Rivals: The Morgan Middle School football team in Ellensburg, Wash., doesn’t need a sheet to know when to go for the two-point conversion. It may have a sure-fire play: Just throw it to Brenden Adams.
Adams, you see, is 7-foot-4.
That’s right; the tallest teen-age boy in the world according to the Guinness Book of World Records is playing football this year. In middle school.
“This is the first year my mom’s let me play,” Adams told Melissa Luck, an executive producer for KXLY4 in Spokane. “She thought I was gonna get hurt or something. It’s my favorite sport and she said this is an opportunity she didn’t want me to miss.”
Luck’s story details Adams’ growth and his love of the game.
First, his height.
He was an average newborn, measuring just over 19 inches. But by five months old, he had gained 14 pounds and had all of his teeth.
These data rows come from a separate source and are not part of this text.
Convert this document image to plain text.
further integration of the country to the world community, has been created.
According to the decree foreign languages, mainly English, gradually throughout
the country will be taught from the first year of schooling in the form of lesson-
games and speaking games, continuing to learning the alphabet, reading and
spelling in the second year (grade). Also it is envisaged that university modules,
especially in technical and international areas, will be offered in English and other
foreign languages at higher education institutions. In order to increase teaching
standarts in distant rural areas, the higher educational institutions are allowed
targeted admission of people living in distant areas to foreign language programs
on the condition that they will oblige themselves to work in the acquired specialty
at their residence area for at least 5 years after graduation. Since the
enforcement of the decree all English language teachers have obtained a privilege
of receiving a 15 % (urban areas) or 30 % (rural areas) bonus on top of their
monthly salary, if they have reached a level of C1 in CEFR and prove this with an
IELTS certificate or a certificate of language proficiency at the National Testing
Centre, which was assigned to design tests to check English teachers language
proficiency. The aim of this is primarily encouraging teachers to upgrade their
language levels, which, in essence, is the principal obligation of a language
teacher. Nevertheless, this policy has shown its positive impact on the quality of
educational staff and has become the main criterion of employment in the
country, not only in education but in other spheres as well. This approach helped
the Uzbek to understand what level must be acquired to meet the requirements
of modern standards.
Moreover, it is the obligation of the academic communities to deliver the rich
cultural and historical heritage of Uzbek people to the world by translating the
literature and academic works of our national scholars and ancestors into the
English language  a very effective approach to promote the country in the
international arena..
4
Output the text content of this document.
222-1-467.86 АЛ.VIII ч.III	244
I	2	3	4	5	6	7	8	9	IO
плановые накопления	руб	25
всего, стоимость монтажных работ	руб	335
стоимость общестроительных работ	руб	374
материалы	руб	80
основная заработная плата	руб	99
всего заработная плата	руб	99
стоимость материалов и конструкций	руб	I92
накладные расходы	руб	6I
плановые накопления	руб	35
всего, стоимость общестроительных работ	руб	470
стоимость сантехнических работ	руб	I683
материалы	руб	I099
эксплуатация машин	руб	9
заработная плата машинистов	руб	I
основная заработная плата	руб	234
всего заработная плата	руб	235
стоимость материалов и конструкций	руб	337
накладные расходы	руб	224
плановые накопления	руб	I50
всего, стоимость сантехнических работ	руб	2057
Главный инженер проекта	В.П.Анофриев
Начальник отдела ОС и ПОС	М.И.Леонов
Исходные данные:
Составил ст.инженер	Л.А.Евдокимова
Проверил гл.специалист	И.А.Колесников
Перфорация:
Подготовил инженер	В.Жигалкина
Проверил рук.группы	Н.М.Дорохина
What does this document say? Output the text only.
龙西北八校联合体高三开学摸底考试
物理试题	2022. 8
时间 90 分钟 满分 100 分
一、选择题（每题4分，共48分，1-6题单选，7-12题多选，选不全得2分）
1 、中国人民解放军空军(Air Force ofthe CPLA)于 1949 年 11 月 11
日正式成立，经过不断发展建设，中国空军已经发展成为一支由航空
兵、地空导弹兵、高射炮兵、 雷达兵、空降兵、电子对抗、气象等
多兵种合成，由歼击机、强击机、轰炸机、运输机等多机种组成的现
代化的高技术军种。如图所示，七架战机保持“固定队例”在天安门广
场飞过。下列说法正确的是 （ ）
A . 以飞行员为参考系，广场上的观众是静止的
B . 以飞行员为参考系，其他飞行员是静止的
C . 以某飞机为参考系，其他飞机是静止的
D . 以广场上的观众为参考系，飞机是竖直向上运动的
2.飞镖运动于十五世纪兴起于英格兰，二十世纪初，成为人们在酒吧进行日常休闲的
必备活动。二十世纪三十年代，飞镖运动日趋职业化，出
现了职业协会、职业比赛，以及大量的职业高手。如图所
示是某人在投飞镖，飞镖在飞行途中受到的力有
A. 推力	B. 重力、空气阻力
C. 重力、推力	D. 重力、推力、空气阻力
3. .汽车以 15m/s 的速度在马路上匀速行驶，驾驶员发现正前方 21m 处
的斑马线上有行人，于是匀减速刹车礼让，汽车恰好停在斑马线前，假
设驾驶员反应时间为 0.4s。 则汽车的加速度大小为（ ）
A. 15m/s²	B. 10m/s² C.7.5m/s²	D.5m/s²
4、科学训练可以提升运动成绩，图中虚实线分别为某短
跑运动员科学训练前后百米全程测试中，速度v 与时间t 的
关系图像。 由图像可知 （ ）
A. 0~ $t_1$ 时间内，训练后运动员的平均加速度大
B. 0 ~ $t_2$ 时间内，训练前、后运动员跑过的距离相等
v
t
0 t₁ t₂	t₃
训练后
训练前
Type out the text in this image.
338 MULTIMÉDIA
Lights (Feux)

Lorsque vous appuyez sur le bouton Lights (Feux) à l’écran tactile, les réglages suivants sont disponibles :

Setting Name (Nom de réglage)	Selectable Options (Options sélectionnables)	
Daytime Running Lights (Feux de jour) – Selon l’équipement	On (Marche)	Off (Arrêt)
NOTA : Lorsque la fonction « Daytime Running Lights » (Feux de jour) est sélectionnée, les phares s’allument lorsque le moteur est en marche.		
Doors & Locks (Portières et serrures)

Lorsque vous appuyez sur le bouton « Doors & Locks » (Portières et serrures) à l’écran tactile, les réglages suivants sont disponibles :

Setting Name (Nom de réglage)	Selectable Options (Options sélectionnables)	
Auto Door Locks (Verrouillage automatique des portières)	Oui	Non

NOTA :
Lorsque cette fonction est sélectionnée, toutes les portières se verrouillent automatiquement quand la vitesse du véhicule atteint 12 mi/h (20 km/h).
At 2, he was 3-foot-5; by 5 he was 4-for-5. At ll, he was 6-foot-8. He’s now 14.
Adams gave Luck the medical explanation for his growth: “It was my 12th chromosome that broke in half and flipped over and reattached,” he said.
While his height makes strangers wonder if he’s an athlete, the truth is, his height actually holds him back as it comes with serious health problems, including enlarged joints and unusual blood counts. He already has arthritis.
“I can’t run anymore,” Adams said in the story. “I can’t be active like I used to.”
Height, actually, is a detriment in football. While NFL players keep getting bigger, the truth is, it’s usually bigger, not taller.